Kendinizi beğeniyorsunuz sanırım...
- Evet, kendimi beğenirim. En çok da gülüşümü.
Romantik komedilerin yıldızı olarak sizce seksi mi yoksa sempatik misiniz?
- Genel olarak tatlı ve sempatiğim. Benim olayım bu, sempati. Ama insanın kendini seksi hissetmek istediği zamanlar da oluyor.
Sizin için “Biraz çılgındır” diyorlar...
- Evet, çok deliyimdir.
Hangi noktada başladı bu durum?
- Erenköy Işık Lisesi’nde okuyordum. İtalyan Lisesi’nde prenses hayatımdan çıktım. Orada şımarık, kötü, iyi, korkunç, farklı insanlarla tanıştım. Ve kendi duvarlarımı, dünyamı yarattım.
Nedir delilik sınırınız?
- Deliyim oğlum işte! Mesela kolaya ekmek banarım. Lüzumsuz bir enerjim vardır. Herhangi bir gerginlikte kaçarım. Kendimi hemen bütün mutsuzluklara ve kötülüklere kapatırım. Kendi küçük hayal dünyama çekilirim ve umursamam. Kötü bir şey yaşadığımda da üzüntü sürem maksimum üç gündür. Hemen üzüntümü kafamın arkasındaki kutulara atar, hayatıma devam ederim. Stres hayatımda hiç yoktur.
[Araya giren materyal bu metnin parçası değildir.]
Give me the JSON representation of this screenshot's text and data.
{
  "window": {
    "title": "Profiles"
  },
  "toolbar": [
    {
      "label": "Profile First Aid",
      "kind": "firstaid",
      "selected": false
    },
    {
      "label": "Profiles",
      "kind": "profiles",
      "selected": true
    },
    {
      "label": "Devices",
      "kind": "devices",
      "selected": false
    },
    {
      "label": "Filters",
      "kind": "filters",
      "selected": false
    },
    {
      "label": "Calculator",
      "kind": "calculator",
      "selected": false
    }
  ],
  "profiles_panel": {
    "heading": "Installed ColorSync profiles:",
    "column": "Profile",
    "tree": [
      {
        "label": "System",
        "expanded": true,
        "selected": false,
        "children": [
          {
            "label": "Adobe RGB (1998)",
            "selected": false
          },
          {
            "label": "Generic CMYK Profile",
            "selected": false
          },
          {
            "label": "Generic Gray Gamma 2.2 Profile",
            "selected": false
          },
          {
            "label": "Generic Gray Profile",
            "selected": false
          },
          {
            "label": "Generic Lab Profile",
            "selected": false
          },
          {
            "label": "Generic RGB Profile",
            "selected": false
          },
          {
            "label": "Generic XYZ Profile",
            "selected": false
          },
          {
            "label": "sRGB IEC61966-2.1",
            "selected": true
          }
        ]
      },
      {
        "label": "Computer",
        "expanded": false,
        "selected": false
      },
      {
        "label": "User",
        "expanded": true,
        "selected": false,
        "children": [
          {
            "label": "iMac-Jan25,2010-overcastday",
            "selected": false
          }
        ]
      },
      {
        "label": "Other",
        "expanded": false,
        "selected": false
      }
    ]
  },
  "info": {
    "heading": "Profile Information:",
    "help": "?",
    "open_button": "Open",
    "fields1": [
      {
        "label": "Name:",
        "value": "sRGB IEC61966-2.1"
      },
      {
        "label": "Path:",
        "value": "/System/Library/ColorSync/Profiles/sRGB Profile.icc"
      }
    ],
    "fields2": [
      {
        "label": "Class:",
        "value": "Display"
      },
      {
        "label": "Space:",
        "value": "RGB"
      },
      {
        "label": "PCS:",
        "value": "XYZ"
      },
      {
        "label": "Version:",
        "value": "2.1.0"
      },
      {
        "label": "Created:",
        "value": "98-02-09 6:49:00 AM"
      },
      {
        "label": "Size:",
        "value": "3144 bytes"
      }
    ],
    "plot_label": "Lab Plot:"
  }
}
Aşk acısı da mı çekmezsiniz?
- Aşk acım kısa sürer. Hemen dediğim kafamın arkasındaki kutulara atarım geçer. Beni üzen şey neden benim hayatımda olsun? Mutlu olmanın yolu bu, üzül üzül nereye kadar.
Şimdiye kadar rol aldığınız romantik-komedi dizilerindeki kadınlardan farklısınız?
- Evet. İçimde sadece küçük bir romantik var. Onun dışında öyle dizilerdeki gibi edebi cümleler kurmam. Uzun uzun birbirimize bakalım gibi şeyler bana göre değil.
Madem aşk acısı yok, çapkınlık var mı?
- Çapkınımdır.
Tavlar mısınız tavlanır mısınız?
- Tavlanırım da ama genelde tavlarım. Ben hiçbir şeyi belediyeden beklemem.
O ne demek?
- Yani o bana yazsın, ben beş dakika bekleyeyim gibi şeylerim yok. Beğeniyorsam giderim. Karşımdakinde de beni etkileyen şey enerjisidir.
Oysa dizilerde hep partnerleriniz kaslarıyla ön plana çıkıyor?
- Ne yapayım? (Gülüyor). O benim elimde değil. Kaslı erkekleri hoş buluyorum ama bir erkek sadece kaslı olduğu için onu alayım, bir ömür onunla yaşayayım demem. Hiç kaslı sevgilim olmadı mesela.
Toplumca “ayıptır” denilen şeyleri rahatça konuştuğum için insanlar beni ayıplayabiliyor
Bu kadar romantik komedi sonrası sizden dram oyuncusu çıkar mı?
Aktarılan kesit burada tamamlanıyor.